= Bruni Olympic .380 BBM =

Blank firing revolver

The Bruni BBM Olympic .380, officially marketed as the Olympic 38, is a blank-firing revolver manufactured by Italian replica firearms company Bruni. It was banned in the United Kingdom as being "readily convertible" into a "live-firing" gun.

==Design==
The Bruni Olympic 38 is a double- and single-action blank-only revolver that is chambered for the .380/9mm R.K. (Rimmed Knall) blank cartridge and is fed by a five-round swing-out cylinder. It was the first Bruni/BBM product, which was introduced at the IWA OutdoorClassics event in Nuremberg in 1981. The Olympic is primarily available in black and nickel finishes with wood grips, while variants exported to the United Kingdom are manufactured with bright orange or blue frames for buyers without a valid legal defence in purchasing a "Realistic Imitation Firearm" as per the UK's Violent Crime Reduction Act 2006. Bruni manufactures front- and side/top-venting versions of the Olympic 38 with the latter for countries (such as the United Kingdom) with more restrictive laws on blank-firing gun replicas.

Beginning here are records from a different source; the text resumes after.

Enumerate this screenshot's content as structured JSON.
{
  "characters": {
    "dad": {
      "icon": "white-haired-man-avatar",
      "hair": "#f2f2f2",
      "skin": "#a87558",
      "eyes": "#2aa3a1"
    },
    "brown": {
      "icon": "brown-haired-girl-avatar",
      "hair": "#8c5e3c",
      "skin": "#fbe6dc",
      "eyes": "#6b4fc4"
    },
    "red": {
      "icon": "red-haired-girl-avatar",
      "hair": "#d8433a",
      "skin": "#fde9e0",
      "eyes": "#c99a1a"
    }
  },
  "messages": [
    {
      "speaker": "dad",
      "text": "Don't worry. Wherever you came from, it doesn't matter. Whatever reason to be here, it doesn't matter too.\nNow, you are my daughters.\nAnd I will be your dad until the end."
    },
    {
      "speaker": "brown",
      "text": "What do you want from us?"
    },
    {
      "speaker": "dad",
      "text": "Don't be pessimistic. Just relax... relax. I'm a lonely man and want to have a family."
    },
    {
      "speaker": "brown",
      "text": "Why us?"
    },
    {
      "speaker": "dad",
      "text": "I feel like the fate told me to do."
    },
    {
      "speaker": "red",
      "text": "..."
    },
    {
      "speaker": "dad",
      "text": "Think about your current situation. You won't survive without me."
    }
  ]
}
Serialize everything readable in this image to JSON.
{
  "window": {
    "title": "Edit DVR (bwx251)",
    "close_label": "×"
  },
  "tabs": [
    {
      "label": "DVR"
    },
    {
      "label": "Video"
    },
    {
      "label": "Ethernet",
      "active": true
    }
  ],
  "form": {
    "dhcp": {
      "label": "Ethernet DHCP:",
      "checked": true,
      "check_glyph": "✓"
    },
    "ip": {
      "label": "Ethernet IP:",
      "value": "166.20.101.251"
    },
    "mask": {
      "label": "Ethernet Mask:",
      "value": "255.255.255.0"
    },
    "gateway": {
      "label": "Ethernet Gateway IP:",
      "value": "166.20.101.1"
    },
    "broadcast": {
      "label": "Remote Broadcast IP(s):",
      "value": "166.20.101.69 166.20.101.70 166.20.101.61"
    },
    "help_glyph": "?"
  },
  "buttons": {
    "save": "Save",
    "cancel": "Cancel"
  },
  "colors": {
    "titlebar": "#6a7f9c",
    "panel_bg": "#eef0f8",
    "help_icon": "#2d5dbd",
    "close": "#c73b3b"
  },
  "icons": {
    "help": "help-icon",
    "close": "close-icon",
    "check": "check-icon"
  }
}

==Ban in the United Kingdom==
The Bruni Olympic 38 was banned in the United Kingdom on June 4, 2010 following 179 police seizures of lethally-modified revolvers by criminals with some examples having been used in attempted murders. Increasing use of such modified Bruni revolvers had led to the re-assessment of its categorisation as "not readily converted" to "readily converted", resulting in it becoming a prohibited weapon under section five of the Firearms Act 1968. An amnesty for owners of the Olympic 38 to surrender their re-classified revolver was held in England and Wales from April 9 to June 4, 2010. A newer variant of the Olympic is currently sold legally in the United Kingdom with revisions to its design, such as the cylinder to prevent conversions into a lethal firearm. These are noted with a "UK 2012" inscription on the frame.